Here are [the original R Scripts](https://github.com/duckdblabs/db-benchmark/tree/main/_data) to generate the sample
datasets. These still work if you know how to run R (the large dataset generation can error out if you machine doesn't
have sufficient memory).

falsa is good if you want to generate these datasets with a Python interface or if you are facing memory issues with the
R scripts.

### h2o groupby dataset

The h2o groupby dataset has 9 columns and 10 million/100 million/1 billion rows of data.

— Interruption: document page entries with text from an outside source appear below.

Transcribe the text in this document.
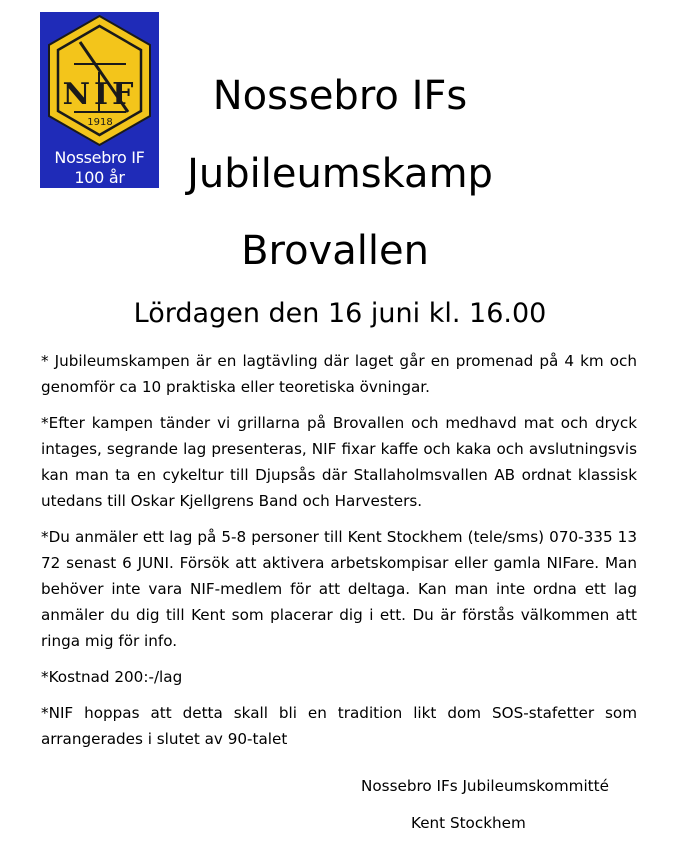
NIF
1918
Nossebro IF
100 år
Nossebro IFs
Jubileumskamp
Brovallen
Lördagen den 16 juni kl. 16.00

* Jubileumskampen är en lagtävling där laget går en promenad på 4 km och genomför ca 10 praktiska eller teoretiska övningar.

*Efter kampen tänder vi grillarna på Brovallen och medhavd mat och dryck intages, segrande lag presenteras, NIF fixar kaffe och kaka och avslutningsvis kan man ta en cykeltur till Djupsås där Stallaholmsvallen AB ordnat klassisk utedans till Oskar Kjellgrens Band och Harvesters.

*Du anmäler ett lag på 5-8 personer till Kent Stockhem (tele/sms) 070-335 13 72 senast 6 JUNI. Försök att aktivera arbetskompisar eller gamla NIFare. Man behöver inte vara NIF-medlem för att deltaga. Kan man inte ordna ett lag anmäler du dig till Kent som placerar dig i ett. Du är förstås välkommen att ringa mig för info.

*Kostnad 200:-/lag

*NIF hoppas att detta skall bli en tradition likt dom SOS-stafetter som arrangerades i slutet av 90-talet

Nossebro IFs Jubileumskommitté
Kent Stockhem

Here are three representative rows of data:

```
┌───────┬──────────┬──────────────┬─────┬─────┬────────┬─────┬─────┬───────────┐
│ id1   ┆ id2      ┆ id3          ┆ id4 ┆ id5 ┆ id6    ┆ v1  ┆ v2  ┆ v3        │
│ ---   ┆ ---      ┆ ---          ┆ --- ┆ --- ┆ ---    ┆ --- ┆ --- ┆ ---       │
│ str   ┆ str      ┆ str          ┆ i64 ┆ i64 ┆ i64    ┆ i64 ┆ i64 ┆ f64       │
╞═══════╪══════════╪══════════════╪═════╪═════╪════════╪═════╪═════╪═══════════╡
│ id038 ┆ id850817 ┆ id0000837021 ┆ 90  ┆ 8   ┆ 898164 ┆ 4   ┆ 15  ┆ 28.133477 │
│ id095 ┆ id73309  ┆ id0000312443 ┆ 3   ┆ 75  ┆ 177193 ┆ 1   ┆ 12  ┆ 91.555302 │
│ id055 ┆ id248099 ┆ id0000141631 ┆ 12  ┆ 94  ┆ 132406 ┆ 1   ┆ 3   ┆ 64.543029 │
└───────┴──────────┴──────────────┴─────┴─────┴────────┴─────┴─────┴───────────┘
```

Here's a short description of the columns:

* id1: 100 distinct values between id001 and id100
* id2: 100 distinct values between id001 and id100
* id3: 1_000_000 distinct values
* id4: random float values between zero and 100
* id5: random integer values between zero and 100
* id6: random integer values between 1 and 1_000_000
* v1: integer values between 1 and 5
* v2: integer valuees between 1 and 15
* v3: floating values between zero and 100

Here's the detailed description of the table:

```
┌────────────┬───────────┬───────────┬──────────────┬───────────┬───┬───────────────┬──────────┬───────────┬───────────┐
│ statistic  ┆ id1       ┆ id2       ┆ id3          ┆ id4       ┆ … ┆ id6           ┆ v1       ┆ v2        ┆ v3        │
│ ---        ┆ ---       ┆ ---       ┆ ---          ┆ ---       ┆   ┆ ---           ┆ ---      ┆ ---       ┆ ---       │
│ str        ┆ str       ┆ str       ┆ str          ┆ f64       ┆   ┆ f64           ┆ f64      ┆ f64       ┆ f64       │
╞════════════╪═══════════╪═══════════╪══════════════╪═══════════╪═══╪═══════════════╪══════════╪═══════════╪═══════════╡
│ count      ┆ 100000000 ┆ 100000000 ┆ 100000000    ┆ 1e8       ┆ … ┆ 1e8           ┆ 1e8      ┆ 1e8       ┆ 1e8       │
│ null_count ┆ 0         ┆ 0         ┆ 0            ┆ 0.0       ┆ … ┆ 0.0           ┆ 0.0      ┆ 0.0       ┆ 0.0       │
│ mean       ┆ null      ┆ null      ┆ null         ┆ 50.500471 ┆ … ┆ 499977.133559 ┆ 3.000173 ┆ 8.0002679 ┆ 50.000731 │
│ std        ┆ null      ┆ null      ┆ null         ┆ 28.864911 ┆ … ┆ 288668.423121 ┆ 1.414225 ┆ 4.320694  ┆ 28.868118 │
│ min        ┆ id001     ┆ id001     ┆ id0000000001 ┆ 1.0       ┆ … ┆ 1.0           ┆ 1.0      ┆ 1.0       ┆ 0.000002  │
│ 25%        ┆ null      ┆ null      ┆ null         ┆ 26.0      ┆ … ┆ 249956.0      ┆ 2.0      ┆ 4.0       ┆ 24.999205 │
│ 50%        ┆ null      ┆ null      ┆ null         ┆ 51.0      ┆ … ┆ 499949.0      ┆ 3.0      ┆ 8.0       ┆ 50.002307 │
│ 75%        ┆ null      ┆ null      ┆ null         ┆ 75.0      ┆ … ┆ 749987.0      ┆ 4.0      ┆ 12.0      ┆ 75.002693 │
│ max        ┆ id100     ┆ id999999  ┆ id0001000000 ┆ 100.0     ┆ … ┆ 1e6           ┆ 5.0      ┆ 15.0      ┆ 100.0     │
└────────────┴───────────┴───────────┴──────────────┴───────────┴───┴───────────────┴──────────┴───────────┴───────────┘
```

The h2o dataset is useful for group by benchmarks. For example, you can use id1 to do an aggregation on a low
cardinality column and id3 to do an aggreation on a high cardinality column.